Michael Gove, who kicked off his surprise bid today, is running as the “full-fat” version offered by Vote Leave: exit from not just the European Union but from the single market, a cash bounty for Britain’s public services, more investment in science and education. Make Britain great again!

Although my reading of the Conservative parliamentary party is that Gove’s chances of getting to the top two are receding, with Andrea Leadsom the likely beneficiary. She, too, will offer something close to the unadulterated version of exit that Gove is running on. That is the version that is making officials in Whitehall and the Bank of England most nervous, as they expect it means exit on World Trade Organisation terms, followed by lengthy and severe recession.

Elsewhere, both Stephen Crabb and Theresa May, who supported a Remain vote, have kicked off their campaigns with a promise that “Brexit means Brexit” in the words of May, while Crabb has conceded that, in his view, the Leave vote means that Britain will have to take more control of its borders as part of any exit deal. May has made retaining Britain’s single market access a priority, Crabb has not.

On the Labour side, John McDonnell has set out his red lines in a Brexit negotiation, and again remaining in the single market is a red line, alongside access to the European Investment Bank, and the maintenance of “social Europe”. But he, too, has stated that Brexit means the “end of free movement”.

My reading – and indeed the reading within McDonnell’s circle – is that it is the loyalists who are likely to emerge victorious in Labour’s power struggle, although it could yet be under a different leader. (Serious figures in that camp are thinking about whether Clive Lewis might be the solution to the party’s woes.) Even if they don’t, the rebels’ alternate is likely either to be drawn from the party’s Brownite tendency or to have that faction acting as its guarantors, making an end to free movement a near-certainty on the Labour side.

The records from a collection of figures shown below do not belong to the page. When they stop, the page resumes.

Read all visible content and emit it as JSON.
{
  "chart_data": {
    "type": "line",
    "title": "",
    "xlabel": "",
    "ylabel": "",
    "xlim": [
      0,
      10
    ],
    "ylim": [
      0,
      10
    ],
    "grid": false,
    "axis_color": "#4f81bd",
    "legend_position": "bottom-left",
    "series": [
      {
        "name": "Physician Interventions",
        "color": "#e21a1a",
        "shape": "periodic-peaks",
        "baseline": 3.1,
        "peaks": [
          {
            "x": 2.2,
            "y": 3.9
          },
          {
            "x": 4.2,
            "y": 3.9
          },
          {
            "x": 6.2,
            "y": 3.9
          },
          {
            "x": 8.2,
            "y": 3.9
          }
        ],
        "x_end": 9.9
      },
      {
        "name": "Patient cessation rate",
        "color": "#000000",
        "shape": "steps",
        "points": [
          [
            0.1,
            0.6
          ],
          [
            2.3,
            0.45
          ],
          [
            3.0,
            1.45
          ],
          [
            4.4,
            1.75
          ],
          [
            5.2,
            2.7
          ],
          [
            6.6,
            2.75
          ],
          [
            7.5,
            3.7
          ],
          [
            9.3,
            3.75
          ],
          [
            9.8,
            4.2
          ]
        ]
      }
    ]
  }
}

Why does that matter? Well, the emerging consensus on Whitehall is that, provided you were willing to sacrifice the bulk of Britain’s financial services to Frankfurt and Paris, there is a deal to be struck in which Britain remains subject to only three of the four freedoms – free movement of goods, services, capital and people – but retains access to the single market. 

That means that what Brexit actually looks like remains a matter of conjecture, a subject of considerable consternation for British officials. For staff at the Bank of England,  who have to make a judgement call in their August inflation report as to what the impact of an out vote will be. The Office of Budget Responsibility expects that it will be heavily led by the Bank. Britain's short-term economic future will be driven not by elected politicians but by polls of the Conservative membership. A tense few months await. 

Stephen Bush is special correspondent at the New Statesman. He usually writes about politics.